The digital tidal wave has and continues to alter the landscapes of most industries, and retail is the latest to find itself submerged in the sea of change. Like the rise of Napster permanently changed the way we listen to music, new technologies are now changing retail.
It seems one cannot avoid reading about a declining retail brand or store closing these days, to the point that it’s been implied that this is where Trump should focus, if he is sincere in safeguarding US jobs. I argue, however, that the digital tidal wave is also indicative of an optimistic new growth for the retail industry.
The butterfly that started the tsunami, with wings growing larger for each flap, is of course Amazon - the once niche online bookstore that is now eating retail category by retail category. Marc Andreessen eloquently and famously said «software is eating the world», or as Tom Henriksson of Open Ocean (Open Ocean is an investor in Unacast) recently paraphrased at an event in London, «Smart software is eating the software, that is eating the world». No matter how clever the quote, Amazon has a huge appetite and is nowhere close to full.
Retail may be one of the more recent industries to face digitalization, but it is certainly not the first. I witnessed first-hand as the same happened in the music industry, with Napster as the canary in the coal mine foreshadowing how digitalization would decades later change business models, companies and the industry professionals themselves. Amazon today is similar to what Napster once was (expect in terms of legality, of course) and that what happened in the music industry after the Napster tidal wave settled, should provide hope to the retail industry.
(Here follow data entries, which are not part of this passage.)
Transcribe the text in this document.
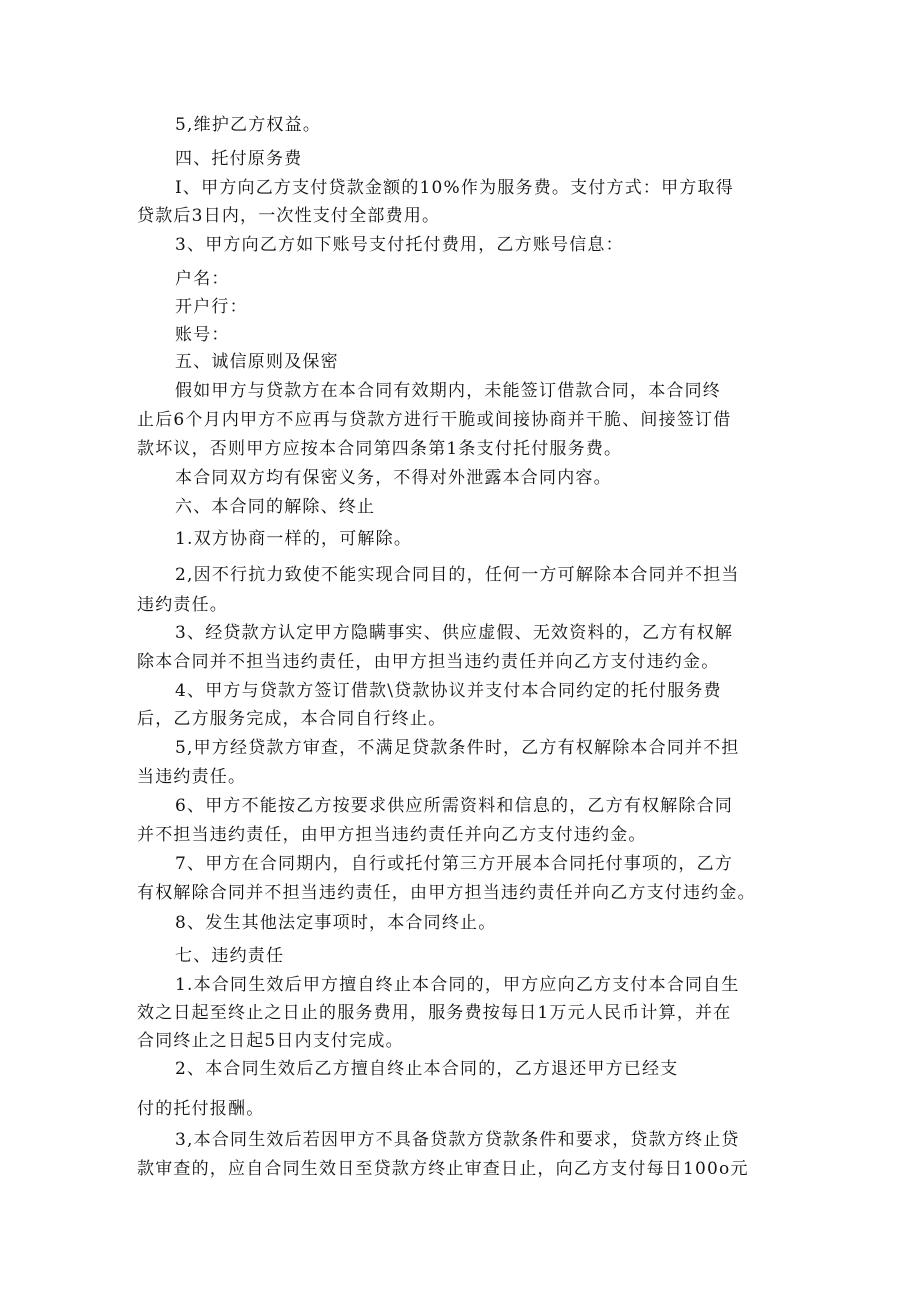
5,维护乙方权益。
四、托付原务费
I、甲方向乙方支付贷款金额的10%作为服务费。支付方式：甲方取得
贷款后3日内，一次性支付全部费用。
3、甲方向乙方如下账号支付托付费用，乙方账号信息：
户名：
开户行：
账号：
五、诚信原则及保密
假如甲方与贷款方在本合同有效期内，未能签订借款合同，本合同终
止后6个月内甲方不应再与贷款方进行干脆或间接协商并干脆、间接签订借
款坏议，否则甲方应按本合同第四条第1条支付托付服务费。
本合同双方均有保密义务，不得对外泄露本合同内容。
六、本合同的解除、终止
1.双方协商一样的，可解除。
2,因不行抗力致使不能实现合同目的，任何一方可解除本合同并不担当
违约责任。
3、经贷款方认定甲方隐瞒事实、供应虚假、无效资料的，乙方有权解
除本合同并不担当违约责任，由甲方担当违约责任并向乙方支付违约金。
4、甲方与贷款方签订借款\贷款协议并支付本合同约定的托付服务费
后，乙方服务完成，本合同自行终止。
5,甲方经贷款方审查，不满足贷款条件时，乙方有权解除本合同并不担
当违约责任。
6、甲方不能按乙方按要求供应所需资料和信息的，乙方有权解除合同
并不担当违约责任，由甲方担当违约责任并向乙方支付违约金。
7、甲方在合同期内，自行或托付第三方开展本合同托付事项的，乙方
有权解除合同并不担当违约责任，由甲方担当违约责任并向乙方支付违约金。
8、发生其他法定事项时，本合同终止。
七、违约责任
1.本合同生效后甲方擅自终止本合同的，甲方应向乙方支付本合同自生
效之日起至终止之日止的服务费用，服务费按每日1万元人民币计算，并在
合同终止之日起5日内支付完成。
2、本合同生效后乙方擅自终止本合同的，乙方退还甲方已经支
付的托付报酬。
3,本合同生效后若因甲方不具备贷款方贷款条件和要求，贷款方终止贷
款审查的，应自合同生效日至贷款方终止审查日止，向乙方支付每日100o元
When Napster launched in 1999 and customers began consuming their music in a digital form, the press would echo the same stories as we see today on retail: Doom, gloom, and death soon. And there was a good decade before the music industry found its new footing, and went from being scared of digitalization to embrace it full-on with streaming services like Spotify, Apple Music and, my own, TIDAL.
And we all know what happened with the traditional music industry. After the shock of Napster was processed and dealt with: New growth with new business models and 2017 showed a two digit increase for the first time in 20 years. And the reason? The music industry has come to terms with the fact that the consumer wants to consume music differently based on different products. The music industry is moving more and more of the consumption of goods to digital channels, because it is more efficient, has a lower price and a bigger selection, but the experience itself, the concert, is staying behind in the physical realm (and that is growing too).
So must retail also evolve. Yes, digitalization may be ushering in quicker industry tectonic shifts, but the shifts themselves are as they’ve always been: Governed by how people want to consume and experience things.
It is impossible over time to outperform digital in traditional physical retail, the act of selling the most amount of products in the least amount of time to the optimal price, but the retail experience will, like concerts, continue to thrive in the physical retail space.
We want to see, taste, and feel. We don’t want to look for stuff, stand in queue, and carry full shopping bags back home.
The retailers that internalize this knowledge first, will stay afloat with the rising tide. And win, like the music industry today, with new growth and new products to new consumers.
Read more on the retailers that are changing their game with the use of proximity technology and proximity data in the recent Proximity.Directory Report here
Retail is not dead, but the traditional way of selling retail goods is in decline. That’s a monumental difference. Yes, the digital tidal wave may capsize some boats, but it is equally true that a rising tide lifts all boats that are still floating.